Last Friday, my Hints weblog was all about creating time-lapse movies in iMovie. In preparing that hint, however, I had some difficulties. When I tested the hint on my Dual G5 Power Mac, I had a minimal set of options in the Time Lapse dialog—basically, just the ability to specify the number of frames to skip. When I tested it on my MacBook, however, I had more options—specifically, the ability to embed the date and time into the captured frames.
Basically, depending on which machine I used, the two dialogs looked notably different. The top dialog is the one that appeared on my G5; the bottom is the more full-featured version that appeared on the MacBook:


The ability to embed the date and time is a most-usable feature in a time-lapse film, especially if you’re recording action over multiple days. So I really wanted to figure out why the MacBook could do it, but the G5 couldn’t. At first, I thought it was an Intel versus PowerPC issue, but then a friend with a PowerPC machine tested iMovie for me, and he discovered that he also had the expanded time-lapse dialog. Now I was really confused. I resorted to comparing the preferences file for iMovie between the two machines, and found no substantive differences.
Stumped, I went ahead and wrote up the hint for Friday, carefully avoiding the issue of the different dialog boxes. Later in the day, I went back to the G5 to do some more digging. The first thing I decided to do was to make sure time-lapse mode worked.
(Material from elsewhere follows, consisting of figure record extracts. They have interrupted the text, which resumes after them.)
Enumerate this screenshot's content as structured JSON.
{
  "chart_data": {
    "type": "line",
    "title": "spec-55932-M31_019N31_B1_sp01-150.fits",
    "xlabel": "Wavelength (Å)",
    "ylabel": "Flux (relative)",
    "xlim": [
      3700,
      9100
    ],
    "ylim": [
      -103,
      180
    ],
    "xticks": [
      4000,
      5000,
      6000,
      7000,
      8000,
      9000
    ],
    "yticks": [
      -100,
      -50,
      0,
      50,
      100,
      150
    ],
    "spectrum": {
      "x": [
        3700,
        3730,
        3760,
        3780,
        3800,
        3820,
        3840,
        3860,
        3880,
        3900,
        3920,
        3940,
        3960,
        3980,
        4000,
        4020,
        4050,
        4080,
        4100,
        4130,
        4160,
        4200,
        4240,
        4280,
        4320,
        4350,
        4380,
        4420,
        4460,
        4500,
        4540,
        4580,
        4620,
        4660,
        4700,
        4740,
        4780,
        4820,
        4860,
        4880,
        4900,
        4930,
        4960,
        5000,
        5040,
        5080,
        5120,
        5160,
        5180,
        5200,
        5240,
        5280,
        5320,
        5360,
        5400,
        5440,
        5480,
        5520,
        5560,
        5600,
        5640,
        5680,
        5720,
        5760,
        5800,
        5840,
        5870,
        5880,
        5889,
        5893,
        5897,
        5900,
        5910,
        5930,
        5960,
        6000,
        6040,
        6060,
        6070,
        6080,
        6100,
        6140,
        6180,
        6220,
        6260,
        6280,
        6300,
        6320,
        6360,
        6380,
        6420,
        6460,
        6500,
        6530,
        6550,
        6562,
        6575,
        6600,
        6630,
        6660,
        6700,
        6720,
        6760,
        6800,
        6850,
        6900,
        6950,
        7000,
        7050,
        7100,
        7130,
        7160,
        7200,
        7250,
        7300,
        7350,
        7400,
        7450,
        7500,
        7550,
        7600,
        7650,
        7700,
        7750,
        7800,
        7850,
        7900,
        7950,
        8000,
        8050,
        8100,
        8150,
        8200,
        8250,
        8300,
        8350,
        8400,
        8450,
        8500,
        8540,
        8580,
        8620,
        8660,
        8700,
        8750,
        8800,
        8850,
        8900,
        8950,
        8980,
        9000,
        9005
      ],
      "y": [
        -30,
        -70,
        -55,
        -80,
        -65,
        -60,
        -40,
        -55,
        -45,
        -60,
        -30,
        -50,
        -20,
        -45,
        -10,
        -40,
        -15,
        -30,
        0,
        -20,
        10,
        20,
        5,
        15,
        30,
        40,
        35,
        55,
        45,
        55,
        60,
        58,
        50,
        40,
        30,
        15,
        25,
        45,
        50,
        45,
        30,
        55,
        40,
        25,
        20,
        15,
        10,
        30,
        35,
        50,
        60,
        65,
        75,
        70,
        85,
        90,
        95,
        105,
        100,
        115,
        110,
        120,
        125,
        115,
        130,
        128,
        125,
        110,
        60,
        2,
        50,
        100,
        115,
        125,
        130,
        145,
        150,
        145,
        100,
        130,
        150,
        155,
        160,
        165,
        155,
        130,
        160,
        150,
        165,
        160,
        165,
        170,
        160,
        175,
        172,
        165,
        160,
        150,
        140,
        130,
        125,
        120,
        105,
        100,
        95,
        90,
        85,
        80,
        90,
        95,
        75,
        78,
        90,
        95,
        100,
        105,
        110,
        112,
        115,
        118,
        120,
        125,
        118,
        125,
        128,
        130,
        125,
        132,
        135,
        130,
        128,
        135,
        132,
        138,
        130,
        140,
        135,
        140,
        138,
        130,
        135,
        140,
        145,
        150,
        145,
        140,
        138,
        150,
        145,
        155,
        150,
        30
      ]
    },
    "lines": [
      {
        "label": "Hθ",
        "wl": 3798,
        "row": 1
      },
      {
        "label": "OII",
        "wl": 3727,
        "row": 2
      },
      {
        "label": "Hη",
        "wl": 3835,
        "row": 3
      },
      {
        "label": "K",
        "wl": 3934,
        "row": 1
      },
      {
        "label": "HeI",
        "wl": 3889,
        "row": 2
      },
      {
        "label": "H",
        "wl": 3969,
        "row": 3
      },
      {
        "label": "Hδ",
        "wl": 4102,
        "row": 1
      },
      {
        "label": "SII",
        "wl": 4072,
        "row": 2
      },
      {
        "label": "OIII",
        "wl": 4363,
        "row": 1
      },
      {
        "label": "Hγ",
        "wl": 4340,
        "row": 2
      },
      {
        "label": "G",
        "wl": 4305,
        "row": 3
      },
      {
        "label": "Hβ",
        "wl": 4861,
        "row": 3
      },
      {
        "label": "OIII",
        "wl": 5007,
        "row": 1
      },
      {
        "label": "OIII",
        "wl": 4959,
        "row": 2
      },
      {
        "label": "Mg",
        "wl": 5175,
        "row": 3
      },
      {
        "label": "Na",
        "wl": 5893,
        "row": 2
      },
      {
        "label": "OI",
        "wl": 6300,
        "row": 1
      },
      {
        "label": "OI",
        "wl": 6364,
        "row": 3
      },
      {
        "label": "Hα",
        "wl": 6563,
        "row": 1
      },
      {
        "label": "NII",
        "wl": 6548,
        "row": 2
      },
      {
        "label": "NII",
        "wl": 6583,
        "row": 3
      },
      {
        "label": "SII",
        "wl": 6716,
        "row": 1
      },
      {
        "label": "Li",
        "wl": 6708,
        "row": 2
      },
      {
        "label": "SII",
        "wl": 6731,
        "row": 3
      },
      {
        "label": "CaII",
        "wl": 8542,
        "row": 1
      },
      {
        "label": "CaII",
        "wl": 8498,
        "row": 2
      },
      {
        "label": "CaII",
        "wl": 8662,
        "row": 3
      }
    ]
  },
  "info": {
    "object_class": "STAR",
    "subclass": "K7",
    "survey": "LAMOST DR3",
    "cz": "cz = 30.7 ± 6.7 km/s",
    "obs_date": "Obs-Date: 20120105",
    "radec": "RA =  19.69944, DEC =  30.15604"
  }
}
So I recorded a short clip on the G5, and successfully played it back. So I knew I didn’t have a larger issue with time-lapse mode; I just had some missing options.
I then thought I’d try a slightly longer test recording with a different capture rate, so I again activated the time-lapse drop-down settings dialog. I was very surprised to find that the G5 now had the exact same time-embedding options as those of the MacBook! What’s the trick? It seems that my G5 had never been used to record a time lapse movie before. The simple act of recording one somehow enabled the time-embedding options on the next activation of the settings dialog! Very strange.
To confirm this, I launched iMovie on the Mac mini Core Duo, which I’ve never used for any iMovie editing. A quick test confirmed that the simple time-lapse dialog was replaced with the advanced version as soon as I recorded even a five-second snippet of time-lapse video. I assume this is a bug in iMovie, and I’ve submitted it as such (bug #4659957, though submitted bug reports aren’t publicly viewable). But until it’s fixed, and to save others the head scratching I went through, just record a short time lapse video to enable all of the options in the Time Lapse dialog box.